It’s no secret that a lot of my success throughout my career has resulted from my reliance on Humminbird electronics. They are my eyes under the water.
Clearly, over the past few years the biggest change in the game has been forward-looking sonar. Even though it led to some victories, when I looked at what was out there I was skeptical about whether it would apply heavily to the way I fish. The first units had a small cone angle and not much range, so I thought they’d only provide limited benefits.
I was wrong. After a couple of seasons watching other anglers use it successfully on places as diverse as Lake Fork and Lake St. Clair, I knew I had to have it, and luckily my sponsor Humminbird brought their entry to the party in 2021. I’ve had their Mega Live technology for about six weeks, and while I’m far from an expert it has already changed the way that I fish.
My units were installed around the time of the Classic, and the first place I took it was Lake Fork. Immediately, I could see that combined with my 360 technology I could not only identify schools, but also point the Mega Live at them to see how individual fish would react to a bait. That’s a huge advantage over anything we had before.

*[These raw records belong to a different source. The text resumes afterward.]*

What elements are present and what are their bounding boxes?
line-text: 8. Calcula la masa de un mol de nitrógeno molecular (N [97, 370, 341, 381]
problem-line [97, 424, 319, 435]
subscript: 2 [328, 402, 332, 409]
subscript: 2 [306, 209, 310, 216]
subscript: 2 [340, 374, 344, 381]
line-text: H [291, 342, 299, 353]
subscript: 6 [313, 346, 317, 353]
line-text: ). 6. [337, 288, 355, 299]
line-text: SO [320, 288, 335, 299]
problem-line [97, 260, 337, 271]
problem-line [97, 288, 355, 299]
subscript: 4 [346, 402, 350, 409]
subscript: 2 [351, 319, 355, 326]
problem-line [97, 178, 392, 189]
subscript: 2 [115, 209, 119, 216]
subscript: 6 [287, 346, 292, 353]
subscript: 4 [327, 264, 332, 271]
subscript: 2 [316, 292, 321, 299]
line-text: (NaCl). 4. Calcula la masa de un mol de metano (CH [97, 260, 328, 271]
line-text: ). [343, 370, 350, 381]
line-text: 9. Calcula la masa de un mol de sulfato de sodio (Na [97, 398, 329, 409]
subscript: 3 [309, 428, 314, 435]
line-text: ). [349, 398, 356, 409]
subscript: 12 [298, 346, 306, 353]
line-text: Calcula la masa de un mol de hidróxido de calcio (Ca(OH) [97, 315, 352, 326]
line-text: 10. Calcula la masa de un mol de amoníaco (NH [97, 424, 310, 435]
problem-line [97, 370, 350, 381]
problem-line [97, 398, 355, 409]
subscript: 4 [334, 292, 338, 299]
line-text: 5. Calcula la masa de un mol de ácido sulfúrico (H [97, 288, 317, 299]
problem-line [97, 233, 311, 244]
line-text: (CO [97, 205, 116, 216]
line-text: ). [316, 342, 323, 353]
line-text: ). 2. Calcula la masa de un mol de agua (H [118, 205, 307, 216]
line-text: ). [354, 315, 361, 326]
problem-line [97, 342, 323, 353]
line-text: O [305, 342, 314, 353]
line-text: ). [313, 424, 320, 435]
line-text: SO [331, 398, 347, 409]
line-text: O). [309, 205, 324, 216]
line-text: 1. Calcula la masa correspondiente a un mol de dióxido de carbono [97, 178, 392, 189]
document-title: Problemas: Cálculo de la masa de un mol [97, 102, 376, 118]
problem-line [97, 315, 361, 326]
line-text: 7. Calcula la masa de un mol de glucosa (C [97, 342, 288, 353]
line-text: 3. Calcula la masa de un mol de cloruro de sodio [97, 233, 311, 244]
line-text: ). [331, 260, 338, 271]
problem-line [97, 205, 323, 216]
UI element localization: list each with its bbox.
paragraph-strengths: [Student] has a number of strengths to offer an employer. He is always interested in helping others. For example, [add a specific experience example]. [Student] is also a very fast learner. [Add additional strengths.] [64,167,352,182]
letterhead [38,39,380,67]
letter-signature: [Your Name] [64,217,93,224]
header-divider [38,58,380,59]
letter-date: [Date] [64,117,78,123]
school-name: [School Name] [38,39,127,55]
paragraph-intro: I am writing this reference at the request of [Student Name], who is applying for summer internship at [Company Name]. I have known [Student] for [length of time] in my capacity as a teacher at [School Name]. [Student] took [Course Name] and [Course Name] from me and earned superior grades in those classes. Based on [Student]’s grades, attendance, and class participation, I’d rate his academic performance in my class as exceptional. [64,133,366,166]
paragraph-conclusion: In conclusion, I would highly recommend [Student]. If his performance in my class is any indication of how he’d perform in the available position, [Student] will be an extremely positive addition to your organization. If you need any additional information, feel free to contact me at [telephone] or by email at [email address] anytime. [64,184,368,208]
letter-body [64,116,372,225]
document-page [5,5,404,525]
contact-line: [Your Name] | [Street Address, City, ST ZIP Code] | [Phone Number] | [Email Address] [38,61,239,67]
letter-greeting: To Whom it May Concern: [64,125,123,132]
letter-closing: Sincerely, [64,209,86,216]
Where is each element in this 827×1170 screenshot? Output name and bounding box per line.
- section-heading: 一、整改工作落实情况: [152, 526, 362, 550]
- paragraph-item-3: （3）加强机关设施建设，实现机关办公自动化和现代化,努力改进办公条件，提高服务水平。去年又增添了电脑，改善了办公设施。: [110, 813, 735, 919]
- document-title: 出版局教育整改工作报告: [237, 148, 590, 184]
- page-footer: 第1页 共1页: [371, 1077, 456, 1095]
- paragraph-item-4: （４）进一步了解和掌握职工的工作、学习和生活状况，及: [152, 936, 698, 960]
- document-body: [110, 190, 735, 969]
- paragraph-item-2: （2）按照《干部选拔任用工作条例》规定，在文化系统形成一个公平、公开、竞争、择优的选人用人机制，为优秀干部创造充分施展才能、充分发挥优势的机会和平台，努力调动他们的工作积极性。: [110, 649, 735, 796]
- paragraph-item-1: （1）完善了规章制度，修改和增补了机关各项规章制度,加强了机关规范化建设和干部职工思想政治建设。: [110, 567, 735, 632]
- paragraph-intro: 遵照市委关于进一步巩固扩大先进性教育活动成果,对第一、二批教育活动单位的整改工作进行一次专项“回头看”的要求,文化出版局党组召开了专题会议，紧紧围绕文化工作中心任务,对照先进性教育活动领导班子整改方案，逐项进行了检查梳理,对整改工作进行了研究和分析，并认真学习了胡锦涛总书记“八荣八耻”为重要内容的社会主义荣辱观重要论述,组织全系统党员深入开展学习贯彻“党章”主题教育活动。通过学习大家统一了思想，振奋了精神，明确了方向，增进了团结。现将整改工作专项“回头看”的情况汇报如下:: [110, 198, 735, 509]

I’ve always known that lots more fish looked at our lures than ever struck them, but now we can dial in those little details that were pure mysteries in the past. If the fish follows your bait and then decides not to strike, you can adjust the color of your lure, or the retrieve, or the type of lure itself until you get a better clue.
It also allows you to rotate through your spots if you know that fish are present but they won’t eat. Sometimes they’re temperamental that way — they only want to eat at certain times of day.
That was obvious in that first trip out at Fork in July. I could find schools of fish in the morning and then relocate them midday, but they wouldn’t eat either of those times. They would simply follow my jig down and then turn away. I changed the lure’s color, tried a different weight, and altered my retrieve, but they simply wouldn’t strike.
When I came back in the evening it was a different story. I’d get bit on just about every cast. It was eye-opening. In the past I would’ve written those fish off as a big school of sand bass, but because of the clarity of the picture I knew exactly what they were. Sometimes you can even tell a largemouth from a catfish, it’s that good.
At St. Clair last year I was fishing the same flats as other anglers who had forward-facing sonar. We all caught fish, but they caught more and could use their time more efficiently, simply because they were making more educated casts. With the combination of 360 and Mega Live, there will be no more guesswork. I’ll consistently be confident in those situations that I’m making the right cast.
While the system is pretty much “plug and play,” as with 360 and down-imaging and side-imaging, it’s important to dial it in to your particular needs and your home waters.
Mess around with the settings a bit and you’ll see that the difference from one palette color to the next can be huge in terms of the way fish and images pop. Contrast is also key — once you settle on the right amount, the picture is clear as can be. Working with those settings, as well as your range, you can get the most out of your product and your underwater eyes will make you a more educated and efficient angler.
The season’s just over, but I’m already looking forward to getting back out there and learning more about bass behavior.